Though I have been in the immediate neighbourhood of this well-known seat myself—well known from the name of its late owner, whose title for half a century has been “familiar in our ears as a household word,”—I shall let Sir Bernard Burke describe the scenery around it, for no one could do it better, no writer that I know can do it so well.

“Few seats are surrounded by a fairer landscape than this of Broadlands. The park, of an irregular shape, extends about a mile and a quarter to the River Test, which here unites its various branches into a single channel, and spreads out into a broad expanse of ornamental water. This park exhibits many noble trees of various kinds, scattered singly, or in groups, arranged with exquisite taste and effect. On the side that abuts on Romsey it is about half a mile in length.

The width of the valley of the Test is here almost three quarters of a mile, if measured from the commencement of the rise on either side. Above Romsey it extends westward into a sort of basin, and again widens in the same direction opposite the middle of the entire length of Broadlands. Between these points it is narrowed by hills that jut out in gentle swellings, one of which slopes, lawn-like, towards the meadows, while the other stands out like a fortress made by nature, and indeed bears the marks of having been once artificially fortified upon all except its steepest sides. The summit is remarkably flat, and covered with a green turf as soft to the tread as velvet. Mingled with the grass is an abundance of wild thyme and other aromatic herbage, so that on a fine summer’s day the whole place glitters with the glance of tiny wings, and the air is alive with the busy hum of bees, attracted thither by the fragrance.
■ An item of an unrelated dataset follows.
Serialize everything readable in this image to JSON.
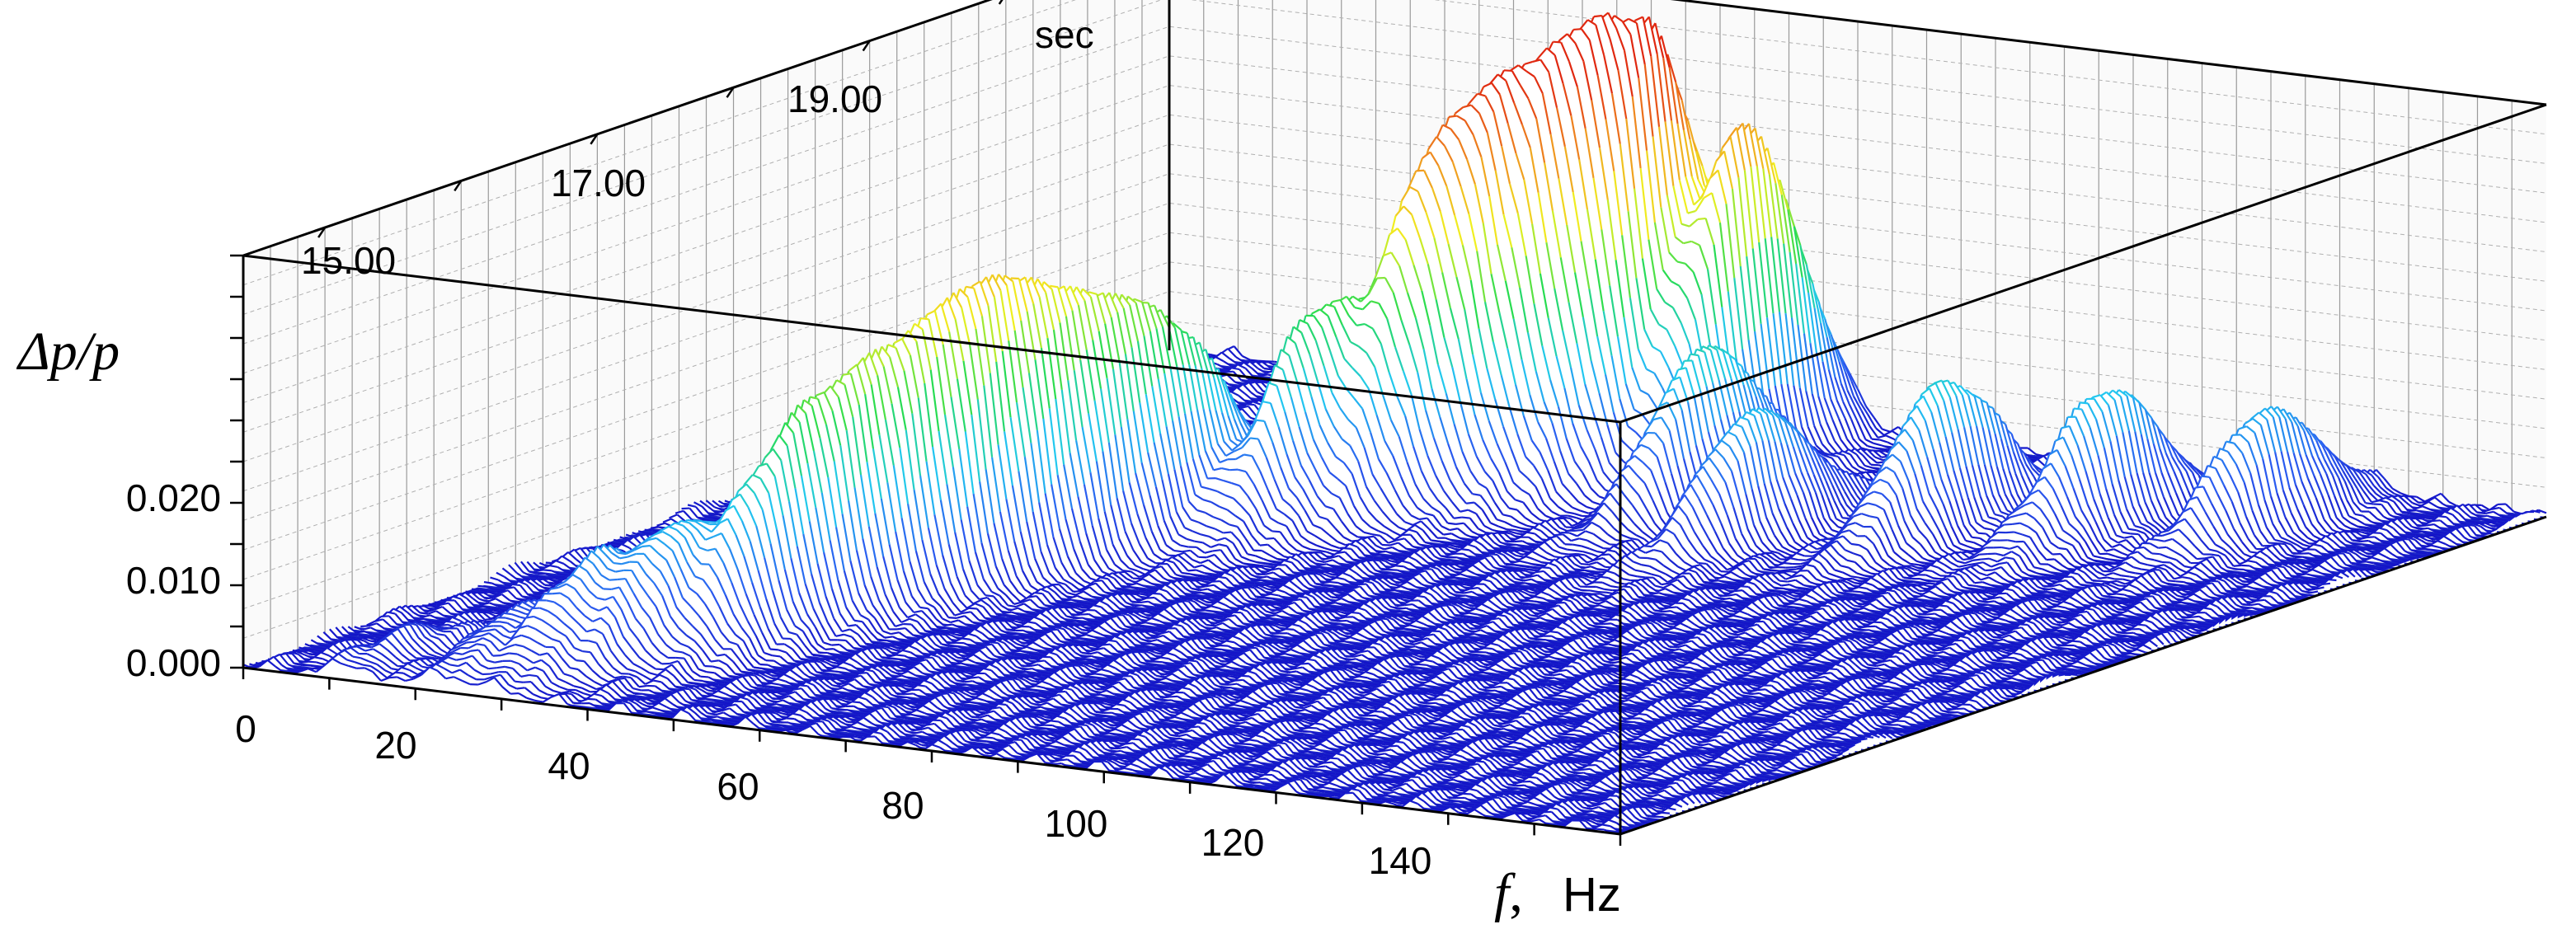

From the top of this eminence the views are exceedingly beautiful; and their effect is not a little heightened by their being broken and separated by clumps of trees, that are variously dispersed upon the crown and margin of the hill. These views are principally four, though of course they may yet be diversified if the spectators take up other positions. First, upon the right hand is a prospect down the valley and across Southampton water to the New Forest: perhaps it may even extend as the peasants of the neighbourhood say it does, to the Isle of Wight; but for this the day must be fine, and the atmosphere remarkably free from vapour; it may be doubted, too, whether much would be gained to the spectator by this extension of his prospect, for nothing can be well imagined more beautiful than the nearer landscape, when the clouds, under the influence of a gentle west wind, are flinging their light shadows upon it, and for a moment interrupting the sunshine. Secondly, to the left of the scene just mentioned, is the view of Broadlands, forming with its home park a graceful contrast to the beauties of nature. Thirdly, comes the view of Eomsey, the only objection to which is the too great remoteness of the abbey church, the most interesting feature that the town presents. Lastly, there is the view up the valley of the Test, which here assumes the appearance of an amphi- theatre with finely-wooded margins, the bright streams glittering among fields of the freshest verdure; while here and there some blighted trunk of a tree stands out amongst all this life and youth like a churchyard in some crowded city, as if to remind us that the scene, after all, is fleeting.”